In an interim analysis from the DESTINY-Breast09 study, the combination of the antibody-drug conjugate trastuzumab deruxtecan (T-DXd) plus pertuzumab, nearly doubled progression-free survival compared to the currently accepted standard treatment with taxane chemotherapy plus trastuzumab and pertuzumab (THP) for first-line therapy of metastatic human epidermal growth factor receptor 2 (HER2)-positive breast cancer.
The study results will be submitted to regulators and will likely change clinical practice for first-line treatment of metastatic HER2-positive breast cancer. This is the first study showing a statistically significant and clinically meaningful improvement in progression free survival in this patient group since the CLEOPATRA trial established the current standard of care over a decade ago.
T-DXd plus pertuzumab nearly doubled progression free survival for patients and met the high level of statistical significance required to show superiority in an interim analysis.
"While this is data from an interim analysis, the combination of T-DXd and pertuzumab is so dramatically better than THP that it is reasonable to consider changing practice based on the data," says Dr. Sara Tolaney, chief of the Division of Breast Oncology at Dana-Farber Cancer Institute, who presented the findings at today's American Society for Clinical Oncology (ASCO) annual meeting.
HER2-positive breast cancer accounts for approximately 15 to 20 percent of metastatic breast cancers. HER2-targeted therapies have improved outcomes dramatically for patients with metastatic HER2-positive breast cancer, with a median survival of more than five years. However, most patients experience progression of their disease within two years of treatment with the current first-line standard of care and approximately 30 percent of patients are unable to receive a second line of therapy.
"We are fortunate that we have so many good HER2-directed therapies that have helped improve survival, but there is clearly room for improvement," says Tolaney. "We want to improve outcomes from the get-go by offering treatment that has the highest chance of delaying disease progression so that patients can live longer and better lives."
The global, open-label study randomized 383 patients to receive T-DXd plus pertuzumab and 387 to receive the standard of care THP. Median progression free survival with T-DXd plus pertuzumab was 40.7 months, compared to 26.9 months for patients who received the current standard of treatment. Fifteen percent of patients on the T-DXd combination experienced complete responses, in which their cancer disappeared. Progression free survival improvements were observed regardless of whether the patient had been newly diagnosed with metastatic disease or had a metastatic recurrence, and regardless of hormone receptor or PIK3CA mutation status.
Side-effects that were seen with T-DXd plus pertuzumab were consistent with the known profiles of the individual treatments with no new safety signals identified. Overall survival results are immature but show a trend favoring the T-DXd plus pertuzumab arm. A third arm of the study randomized patients to receive T-DXd monotherapy; the efficacy in this arm did not meet the threshold set for the interim analysis, and patients will continued to be followed on this arm, with data to be reported at the time of the final PFS analysis.

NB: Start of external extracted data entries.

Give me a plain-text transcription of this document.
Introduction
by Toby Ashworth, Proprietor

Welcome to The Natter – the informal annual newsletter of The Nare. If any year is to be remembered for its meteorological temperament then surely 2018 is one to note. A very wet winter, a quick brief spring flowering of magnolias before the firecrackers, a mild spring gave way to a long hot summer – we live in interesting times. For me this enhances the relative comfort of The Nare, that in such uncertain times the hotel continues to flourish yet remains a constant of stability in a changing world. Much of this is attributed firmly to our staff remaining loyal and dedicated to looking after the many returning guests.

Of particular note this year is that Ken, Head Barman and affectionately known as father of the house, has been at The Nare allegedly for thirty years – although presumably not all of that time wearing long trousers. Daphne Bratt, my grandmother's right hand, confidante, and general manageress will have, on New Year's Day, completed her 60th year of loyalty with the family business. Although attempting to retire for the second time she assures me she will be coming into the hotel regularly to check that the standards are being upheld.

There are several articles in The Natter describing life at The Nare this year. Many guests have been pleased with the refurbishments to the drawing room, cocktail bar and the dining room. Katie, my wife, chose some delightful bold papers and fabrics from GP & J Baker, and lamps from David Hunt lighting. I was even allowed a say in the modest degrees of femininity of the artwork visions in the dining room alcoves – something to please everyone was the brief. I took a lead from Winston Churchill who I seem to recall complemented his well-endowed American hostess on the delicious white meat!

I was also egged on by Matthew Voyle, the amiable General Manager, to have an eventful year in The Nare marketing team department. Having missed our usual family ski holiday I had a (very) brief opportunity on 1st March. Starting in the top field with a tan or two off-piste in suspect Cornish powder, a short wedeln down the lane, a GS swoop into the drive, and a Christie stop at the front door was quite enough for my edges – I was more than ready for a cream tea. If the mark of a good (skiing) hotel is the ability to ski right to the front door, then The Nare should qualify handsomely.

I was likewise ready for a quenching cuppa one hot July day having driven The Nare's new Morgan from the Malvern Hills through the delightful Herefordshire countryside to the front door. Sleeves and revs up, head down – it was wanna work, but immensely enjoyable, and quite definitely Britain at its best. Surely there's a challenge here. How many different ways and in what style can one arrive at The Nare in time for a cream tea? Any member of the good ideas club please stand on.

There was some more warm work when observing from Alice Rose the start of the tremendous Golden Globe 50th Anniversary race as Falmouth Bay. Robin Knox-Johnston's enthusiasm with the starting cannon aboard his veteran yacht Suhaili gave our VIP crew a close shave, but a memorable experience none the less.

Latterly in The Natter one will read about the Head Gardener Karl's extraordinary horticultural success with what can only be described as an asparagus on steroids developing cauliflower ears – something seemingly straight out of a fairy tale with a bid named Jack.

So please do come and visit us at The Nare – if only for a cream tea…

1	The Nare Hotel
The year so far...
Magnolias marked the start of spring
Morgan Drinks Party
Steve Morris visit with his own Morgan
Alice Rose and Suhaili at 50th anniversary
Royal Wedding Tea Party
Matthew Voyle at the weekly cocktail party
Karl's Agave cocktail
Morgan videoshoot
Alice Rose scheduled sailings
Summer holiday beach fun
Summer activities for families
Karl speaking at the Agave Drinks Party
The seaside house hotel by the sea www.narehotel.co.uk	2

T-DXd is an antibody-drug conjugate designed to direct a potent chemotherapy drug into cancer cells that express the HER2 protein. Pertuzumab is a monoclonal antibody that also blocks HER2, though differently than trastuzumab. Data from preclinical research suggested that T-DXd and pertuzumab might work synergistically. These studies supported the design of DESTINY-Breast09 to evaluate the efficacy of T-DXd as a first-line treatment alone or with pertuzumab compared to standard of care.
Dana-Farber investigators were involved in the first studies of T-DXd in humans and were subsequently involved in several trials evaluating the efficacy of T-DXd in HER2-positive breast cancer. In 2019, T-DXd showed striking improvements in progression free survival among patients with metastatic HER2-positive breast cancer who had already received up to six lines of treatment. It is currently approved worldwide as second-line or later therapy for patients with metastatic HER2-positive breast cancer.
The Destiny-Breast09 study was funded by AstraZeneca Pharmaceuticals LP.